The word frequency weighting counter 116 may derive word frequency weighting vectors 169 from the chinese nameword phrases, words or words 148 and store the results in an index for the chinese ontology generation 103. The word frequency (TF) weighting of the extracted chinese nouns is calculated as follows:
wherein the word frequency weight is more than or equal to 0 and less than or equal to 1.
If the term frequency weighting vector of the extracted Chinese nouns is close to 1, the extracted Chinese nouns have a high incidence, which is a more representative knowledge associated with the source corpus 101. On the contrary, if the word frequency weighting vector of the extracted chinese noun is close to 0, the occurrence rate of the extracted chinese noun is small, which is a less representative knowledge.

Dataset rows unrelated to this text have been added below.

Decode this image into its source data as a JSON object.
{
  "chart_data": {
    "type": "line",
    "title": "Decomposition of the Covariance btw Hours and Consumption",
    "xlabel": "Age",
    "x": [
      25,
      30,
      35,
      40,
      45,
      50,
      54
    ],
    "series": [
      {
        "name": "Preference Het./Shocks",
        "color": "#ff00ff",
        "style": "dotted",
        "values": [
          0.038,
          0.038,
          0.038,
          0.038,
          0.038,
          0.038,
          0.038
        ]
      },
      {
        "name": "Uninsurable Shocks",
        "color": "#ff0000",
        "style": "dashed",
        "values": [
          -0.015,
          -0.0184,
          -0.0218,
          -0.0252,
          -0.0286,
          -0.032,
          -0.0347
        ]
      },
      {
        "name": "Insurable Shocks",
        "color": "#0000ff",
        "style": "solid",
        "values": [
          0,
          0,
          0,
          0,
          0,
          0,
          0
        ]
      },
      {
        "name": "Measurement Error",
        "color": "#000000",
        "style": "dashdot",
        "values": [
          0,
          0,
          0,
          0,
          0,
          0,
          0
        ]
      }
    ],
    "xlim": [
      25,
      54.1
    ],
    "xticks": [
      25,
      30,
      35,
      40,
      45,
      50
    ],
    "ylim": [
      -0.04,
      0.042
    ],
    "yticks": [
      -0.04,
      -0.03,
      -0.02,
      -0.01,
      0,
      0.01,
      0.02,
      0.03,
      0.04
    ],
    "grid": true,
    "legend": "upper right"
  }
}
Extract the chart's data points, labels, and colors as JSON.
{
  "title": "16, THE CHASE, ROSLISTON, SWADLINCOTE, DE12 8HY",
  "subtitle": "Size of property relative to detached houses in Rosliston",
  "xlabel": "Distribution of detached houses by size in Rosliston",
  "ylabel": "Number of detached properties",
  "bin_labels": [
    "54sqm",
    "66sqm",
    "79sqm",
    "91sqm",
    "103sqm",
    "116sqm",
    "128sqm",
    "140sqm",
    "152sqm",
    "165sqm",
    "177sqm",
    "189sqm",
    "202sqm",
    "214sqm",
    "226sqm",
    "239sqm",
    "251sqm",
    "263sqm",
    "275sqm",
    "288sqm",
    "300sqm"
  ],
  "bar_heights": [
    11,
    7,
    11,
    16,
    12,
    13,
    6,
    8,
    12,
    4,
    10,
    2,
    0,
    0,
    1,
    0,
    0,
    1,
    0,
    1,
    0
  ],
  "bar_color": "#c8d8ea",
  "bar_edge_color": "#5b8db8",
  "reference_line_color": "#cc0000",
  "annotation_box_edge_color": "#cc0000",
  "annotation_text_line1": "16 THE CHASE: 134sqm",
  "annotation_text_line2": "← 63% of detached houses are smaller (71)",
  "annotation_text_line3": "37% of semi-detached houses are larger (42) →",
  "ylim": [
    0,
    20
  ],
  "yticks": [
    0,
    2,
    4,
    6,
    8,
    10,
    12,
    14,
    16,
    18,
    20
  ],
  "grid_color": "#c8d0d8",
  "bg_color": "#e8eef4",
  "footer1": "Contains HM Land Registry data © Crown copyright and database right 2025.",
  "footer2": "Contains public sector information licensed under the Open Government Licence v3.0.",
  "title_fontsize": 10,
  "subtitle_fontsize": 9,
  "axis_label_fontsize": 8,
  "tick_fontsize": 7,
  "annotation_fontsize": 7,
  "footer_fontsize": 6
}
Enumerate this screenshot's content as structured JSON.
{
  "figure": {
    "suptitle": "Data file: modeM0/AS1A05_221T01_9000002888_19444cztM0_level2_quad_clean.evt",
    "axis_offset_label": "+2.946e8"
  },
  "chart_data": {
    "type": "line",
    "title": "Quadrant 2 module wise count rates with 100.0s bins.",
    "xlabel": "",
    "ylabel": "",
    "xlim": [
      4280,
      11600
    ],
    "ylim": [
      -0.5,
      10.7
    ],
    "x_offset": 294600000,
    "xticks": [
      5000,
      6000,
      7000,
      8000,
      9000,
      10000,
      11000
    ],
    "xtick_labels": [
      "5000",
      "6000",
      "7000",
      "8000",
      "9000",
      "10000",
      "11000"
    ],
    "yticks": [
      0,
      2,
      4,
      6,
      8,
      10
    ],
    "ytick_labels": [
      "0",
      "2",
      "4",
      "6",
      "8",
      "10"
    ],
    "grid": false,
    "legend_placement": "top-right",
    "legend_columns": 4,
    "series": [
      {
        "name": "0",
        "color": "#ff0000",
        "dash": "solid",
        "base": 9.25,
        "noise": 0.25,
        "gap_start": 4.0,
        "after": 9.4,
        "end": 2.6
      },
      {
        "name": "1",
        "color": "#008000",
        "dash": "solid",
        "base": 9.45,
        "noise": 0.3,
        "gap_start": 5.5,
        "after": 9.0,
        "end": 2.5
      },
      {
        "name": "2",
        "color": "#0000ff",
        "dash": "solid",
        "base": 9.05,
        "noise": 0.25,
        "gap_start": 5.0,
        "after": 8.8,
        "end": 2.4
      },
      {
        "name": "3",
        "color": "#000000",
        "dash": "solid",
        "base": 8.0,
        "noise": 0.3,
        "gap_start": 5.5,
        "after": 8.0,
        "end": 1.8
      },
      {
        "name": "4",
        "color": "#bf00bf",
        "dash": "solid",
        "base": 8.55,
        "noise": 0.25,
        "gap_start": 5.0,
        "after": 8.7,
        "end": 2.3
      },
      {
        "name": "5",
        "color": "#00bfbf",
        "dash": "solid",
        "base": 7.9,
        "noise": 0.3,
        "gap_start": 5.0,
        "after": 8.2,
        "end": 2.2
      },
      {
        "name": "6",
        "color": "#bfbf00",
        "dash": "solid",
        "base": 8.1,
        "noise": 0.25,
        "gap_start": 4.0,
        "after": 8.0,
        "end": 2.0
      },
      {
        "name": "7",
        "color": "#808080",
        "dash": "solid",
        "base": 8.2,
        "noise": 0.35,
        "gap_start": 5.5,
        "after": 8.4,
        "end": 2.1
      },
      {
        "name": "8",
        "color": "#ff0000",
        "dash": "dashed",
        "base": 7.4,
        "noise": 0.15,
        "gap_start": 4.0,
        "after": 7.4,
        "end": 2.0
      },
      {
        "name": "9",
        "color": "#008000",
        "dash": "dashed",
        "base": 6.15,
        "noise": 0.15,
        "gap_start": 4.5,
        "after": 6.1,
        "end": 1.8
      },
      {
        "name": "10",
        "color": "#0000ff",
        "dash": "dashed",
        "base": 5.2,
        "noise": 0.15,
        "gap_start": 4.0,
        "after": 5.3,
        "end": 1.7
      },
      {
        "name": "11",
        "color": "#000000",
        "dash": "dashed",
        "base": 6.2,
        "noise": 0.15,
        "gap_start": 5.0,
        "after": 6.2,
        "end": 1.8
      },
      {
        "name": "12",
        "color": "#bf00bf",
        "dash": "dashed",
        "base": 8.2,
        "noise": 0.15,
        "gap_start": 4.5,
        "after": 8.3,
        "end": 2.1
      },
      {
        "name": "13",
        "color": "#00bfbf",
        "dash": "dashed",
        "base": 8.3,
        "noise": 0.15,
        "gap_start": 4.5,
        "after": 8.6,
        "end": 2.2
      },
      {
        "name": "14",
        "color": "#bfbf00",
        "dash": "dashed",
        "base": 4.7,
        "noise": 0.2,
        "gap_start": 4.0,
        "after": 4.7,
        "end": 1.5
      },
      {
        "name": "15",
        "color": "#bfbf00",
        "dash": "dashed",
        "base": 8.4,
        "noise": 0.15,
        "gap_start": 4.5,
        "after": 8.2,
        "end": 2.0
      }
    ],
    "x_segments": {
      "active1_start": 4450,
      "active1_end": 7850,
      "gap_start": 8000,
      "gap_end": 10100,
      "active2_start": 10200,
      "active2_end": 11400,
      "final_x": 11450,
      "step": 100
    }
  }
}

Since nouns contain the most representative knowledge, the word frequency weighting vector helps to generate quantitative knowledge for the subsequent chinese ontology by identifying the most important noun phrases, words or words.
The word frequency weighting calculation result and the corresponding Chinese noun phrase and word 133 are mapped in the network ontology library language. The main ontology base may be encoded by a formal language such as OWL, RDF or RDFs. Other ontology languages may also be used. In one embodiment, Chinese noun phrases, words or words and word frequency weightings are recorded in RDF triples. A further visualization interface or user interface may be used to display a table containing the RDF data. Other implementations of the database storing results may also be used without departing from the invention. The RDF formatted index 134 provides the knowledge extraction results for the Chinese ontology generation 103.
The invention has been described above with particular reference to exemplary embodiments and examples, but it will be understood that variations and modifications can be effected within the spirit and scope of the claims. The above embodiments illustrate the possible scope of the invention, but do not limit the scope of the invention.